Yes, that is a beetle wearing a camera backpack. Not because it needs to: just because it can.
Or, more accurately, so that researchers at the University of Washington, US, can show that it’s possible.
Shyam Gollakota and colleagues have built a camera that weighs just 250 milligrams – a tenth that of a playing card – yet is capable, they say, of taking high-resolution video and streaming it to a smartphone at one to five frames per second.
It sits on a mechanical arm that allows it to pivot 60 degrees to shoot panoramas or tracking shots, yet it does this while expending a minimal amount of energy. And that’s the whole point of the exercise.
Most small cameras use a lot of power to shoot in high-res and wide-angle, meaning they need relatively large batteries, which are too heavy for insects or insect-sized robots – thus making wireless vision impossible, says Gollakota.
Studying insects might have made it possible.
“Similar to cameras, vision in animals requires a lot of power,” says Sawyer Fuller, co-author of the team’s paper in the journal Science Robotics.
“It’s less of a big deal in larger creatures like humans, but flies are using 10 to 20% of their resting energy just to power their brains, most of which is devoted to visual processing. To help cut the cost, some flies have a small, high-resolution region of their compound eyes.
“They turn their heads to steer where they want to see with extra clarity, such as for chasing prey or a mate. This saves power over having high resolution over their entire visual field.”
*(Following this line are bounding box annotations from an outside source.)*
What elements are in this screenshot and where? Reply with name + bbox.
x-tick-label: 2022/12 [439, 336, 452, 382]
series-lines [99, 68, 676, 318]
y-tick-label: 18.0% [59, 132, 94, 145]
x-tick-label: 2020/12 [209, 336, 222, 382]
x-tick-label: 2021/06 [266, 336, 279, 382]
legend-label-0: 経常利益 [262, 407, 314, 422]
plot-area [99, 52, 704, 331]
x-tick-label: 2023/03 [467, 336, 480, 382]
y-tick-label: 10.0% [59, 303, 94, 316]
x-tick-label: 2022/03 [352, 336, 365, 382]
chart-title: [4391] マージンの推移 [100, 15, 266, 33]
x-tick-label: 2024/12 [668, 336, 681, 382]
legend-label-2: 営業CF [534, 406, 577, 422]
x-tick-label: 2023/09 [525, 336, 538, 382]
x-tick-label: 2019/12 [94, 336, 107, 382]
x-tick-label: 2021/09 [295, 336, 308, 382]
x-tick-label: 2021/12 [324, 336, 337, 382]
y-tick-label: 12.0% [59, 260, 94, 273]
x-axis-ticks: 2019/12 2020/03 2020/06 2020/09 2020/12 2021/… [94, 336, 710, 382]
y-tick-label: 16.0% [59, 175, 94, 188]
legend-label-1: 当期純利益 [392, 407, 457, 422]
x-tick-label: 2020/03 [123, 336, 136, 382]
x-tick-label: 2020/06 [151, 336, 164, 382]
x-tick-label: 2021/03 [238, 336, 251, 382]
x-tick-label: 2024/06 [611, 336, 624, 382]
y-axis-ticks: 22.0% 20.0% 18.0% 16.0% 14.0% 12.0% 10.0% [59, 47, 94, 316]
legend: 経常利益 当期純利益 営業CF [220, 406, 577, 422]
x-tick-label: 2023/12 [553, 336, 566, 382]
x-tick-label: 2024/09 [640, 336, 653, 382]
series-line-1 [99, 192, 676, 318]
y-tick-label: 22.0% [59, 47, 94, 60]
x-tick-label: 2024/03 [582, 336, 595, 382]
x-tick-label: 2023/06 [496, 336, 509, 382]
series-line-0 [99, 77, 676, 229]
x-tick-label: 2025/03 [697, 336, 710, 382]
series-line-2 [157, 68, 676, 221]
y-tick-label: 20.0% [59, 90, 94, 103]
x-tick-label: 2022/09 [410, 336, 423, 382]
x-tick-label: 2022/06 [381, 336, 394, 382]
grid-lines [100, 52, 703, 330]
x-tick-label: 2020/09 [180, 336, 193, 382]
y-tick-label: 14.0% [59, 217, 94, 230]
To mimic an insect’s vision, the researchers used an ultra-low-power black-and-white camera that can sweep across a field of view. When they apply a high voltage, the mechanical arm bends and moves the camera to the desired position.
Unless more power is applied, the arm stays at that angle for about a minute before relaxing back to its original position. This is similar, the researchers say, to the way people can only keep their head turned for a short period before returning to a more neutral position.
“We can track a moving object without having to spend the energy to move a whole robot,” says co-lead author Vikram Iyer. “These images are also at a higher resolution than if we used a wide-angle lens, which would create an image with the same number of pixels divided up over a much larger area.”
The researchers attached their system to two different types of beetles that have been known to carry loads heavier than half a gram. All were able to move and navigate freely – and lived to tell the tale.
“We added a small accelerometer to our system to be able to detect when the beetle moves. Then it only captures images during that time,” says Iyer.
“If the camera is just continuously streaming without this accelerometer, we could record one to two hours before the battery died. With the accelerometer, we could record for six hours or more, depending on the beetle’s activity level.”
The researchers are excited by the potential of their system – both in robots and to get an insect’s view of the world – but also conscious of the privacy implications around an army of very small paparazzi.